Wayne Thiebaud: I have no idea. I think maybe there can be issues where examples can be shown of... maybe how to work, how to think, how to criticize, and the challenge of not doing something which is known, but something which is unknown. I think creativity is a very mysterious idea. But if you are interested in creativity, then I think the fundamentals of learning and criticizing are essential.
Some people think it's the ability to quiet the critic within us that enables us to be creative or to let go, but you're saying that the critic also has to be engaged in a way. Isn't that a difficult paradox?
If you're engaged, as you say, you're working, theoretically, so hard that you're willing to make mistakes, and you know that doing something once is never enough. As Degas says, "If you start drawing, be sure you draw it ten times." Correct it over and over again -- even a hundred times -- to get to that ballet slipper fitting on the shoe properly. In that instance, I think you don't think of creativity so much, because what you're doing is creating all the time. Some of it not very good, but it's a creation nonetheless, and the nerve of failure I think is paramount. Learning by mistakes. Modifying, reconstituting, reorganizing, over and over again.
You've been known to go back to paintings that you've finished and rework them.
Wayne Thiebaud: Almost always. A miracle occurs often, when something happens and you almost feel you had nothing to do with it. It's just suddenly there.
Wayne Thiebaud: I'm one sort of against mysteriousness about painting. But it's there somewhere. But when you think about it, painting itself is a kind of miracle, because what you're doing is reducing a three-dimensional world of living, active organized chaos into this little, flat, unmoving, quiet, flat thing, which has to, in some ways, be able to speak to you.
Interviewer: So in a way you can never perfectly reach that?
Wayne Thiebaud: I don't think so. I don't think perfection is a very interesting thing, because we are all imperfect. And that's quite wonderful, because it's what we call human.
Your own paintings are now worth millions. How does that feel?

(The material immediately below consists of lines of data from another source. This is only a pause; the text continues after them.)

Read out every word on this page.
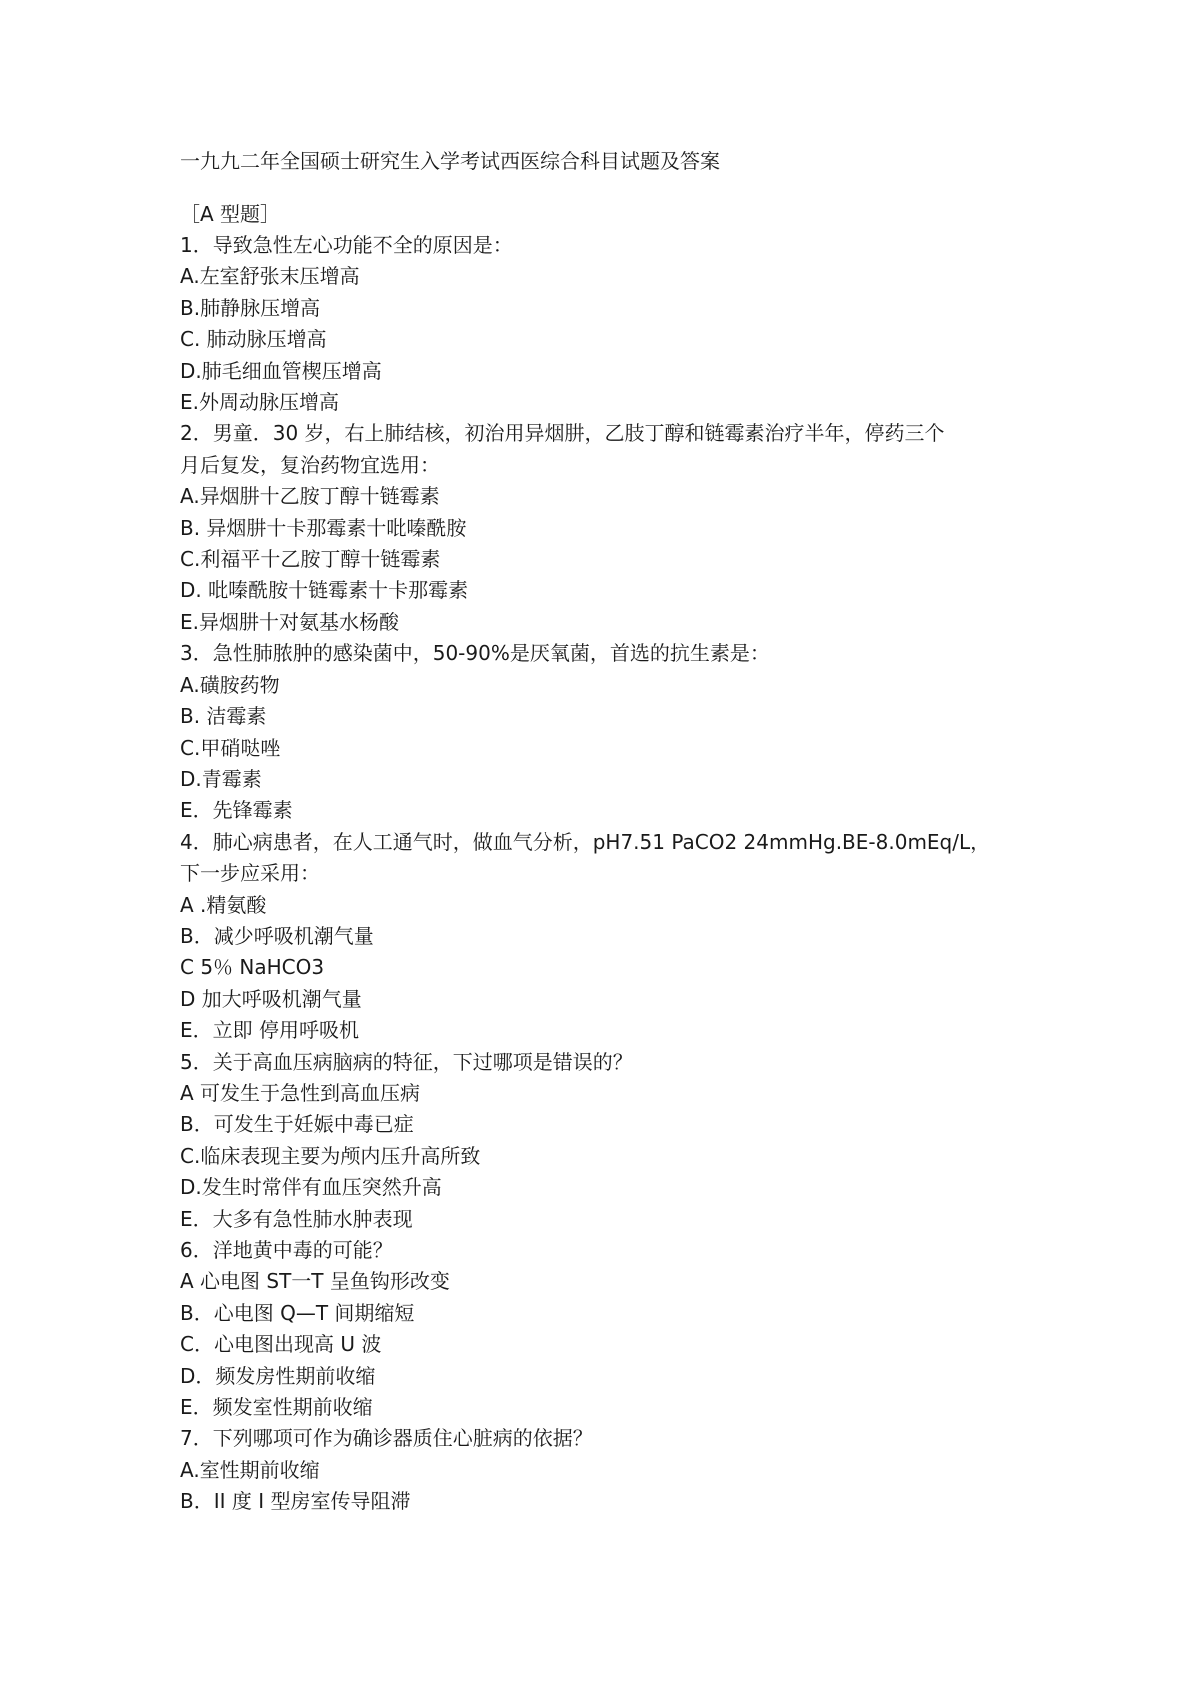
一九九二年全国硕士研究生入学考试西医综合科目试题及答案
［A 型题］
1．导致急性左心功能不全的原因是：
A.左室舒张末压增高
B.肺静脉压增高
C. 肺动脉压增高
D.肺毛细血管楔压增高
E.外周动脉压增高
2．男童．30 岁，右上肺结核，初治用异烟肼，乙肢丁醇和链霉素治疗半年，停药三个
月后复发，复治药物宜选用：
A.异烟肼十乙胺丁醇十链霉素
B. 异烟肼十卡那霉素十吡嗪酰胺
C.利福平十乙胺丁醇十链霉素
D. 吡嗪酰胺十链霉素十卡那霉素
E.异烟肼十对氨基水杨酸
3．急性肺脓肿的感染菌中，50-90%是厌氧菌，首选的抗生素是：
A.磺胺药物
B. 洁霉素
C.甲硝哒唑
D.青霉素
E．先锋霉素
4．肺心病患者，在人工通气时，做血气分析，pH7.51 PaCO2 24mmHg.BE-8.0mEq/L，
下一步应采用：
A .精氨酸
B．减少呼吸机潮气量
C 5％ NaHCO3
D 加大呼吸机潮气量
E．立即 停用呼吸机
5．关于高血压病脑病的特征，下过哪项是错误的？
A 可发生于急性到高血压病
B．可发生于妊娠中毒已症
C.临床表现主要为颅内压升高所致
D.发生时常伴有血压突然升高
E．大多有急性肺水肿表现
6．洋地黄中毒的可能？
A 心电图 ST一T 呈鱼钩形改变
B．心电图 Q—T 间期缩短
C．心电图出现高 U 波
D．频发房性期前收缩
E．频发室性期前收缩
7．下列哪项可作为确诊器质住心脏病的依据？
A.室性期前收缩
B．II 度 I 型房室传导阻滞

Wayne Thiebaud: Puzzling and curiously unreal. Something which you never ever would think of it ever occurring. Dangerous, in a sense of over-celebration. Unreal, in terms of value structure. Obviously it's going to change, if we look carefully. If we're interested at all, that kind of interest goes up and down, like the stock market, sometimes to disastrous results, in many instances. So I think it's a fascinating phenomenon. Interesting, but very puzzling and very temporary, I think.
You've said that no painter is ever satisfied completely with a work of art, and that it's the next painting that attracts his or her attention.
Wayne Thiebaud: I think so, yes. I think any painters that I admire and am interested in -- which occupy positions of achievements in a consensus way -- most of them are kind of always hanging on by their fingertips, hoping that the next painting will be better, where they can finally get that vision that they have in their mind.
Is that part of creativity in a way, the striving to get there the next time?
Wayne Thiebaud: I think it's the quest and the challenge that keeps you going. When you get to a point of where you can do something, somehow, that you feel you can do, and you anticipate the end result, it's no longer very interesting. You've got to, I think, risk making a terrible painting, or a terrible idea, and see what you can do with it. And it's often disastrous. I mean, if you can get one painting out of 12 or 15, that's a very high batting average, and you better look to yourself to be a little bit more... editing. And you see, one of the problems with painters is we don't have editors like you do. We know and you know how important editors are, and have been. So we then have to, I think, really move to critical confrontation, in order to somehow, hopefully ensure that you're not degrading your work, being repetitive, becoming a kind of art world employee where you're expected to make these light manufacturing products. I think that's a kind of death.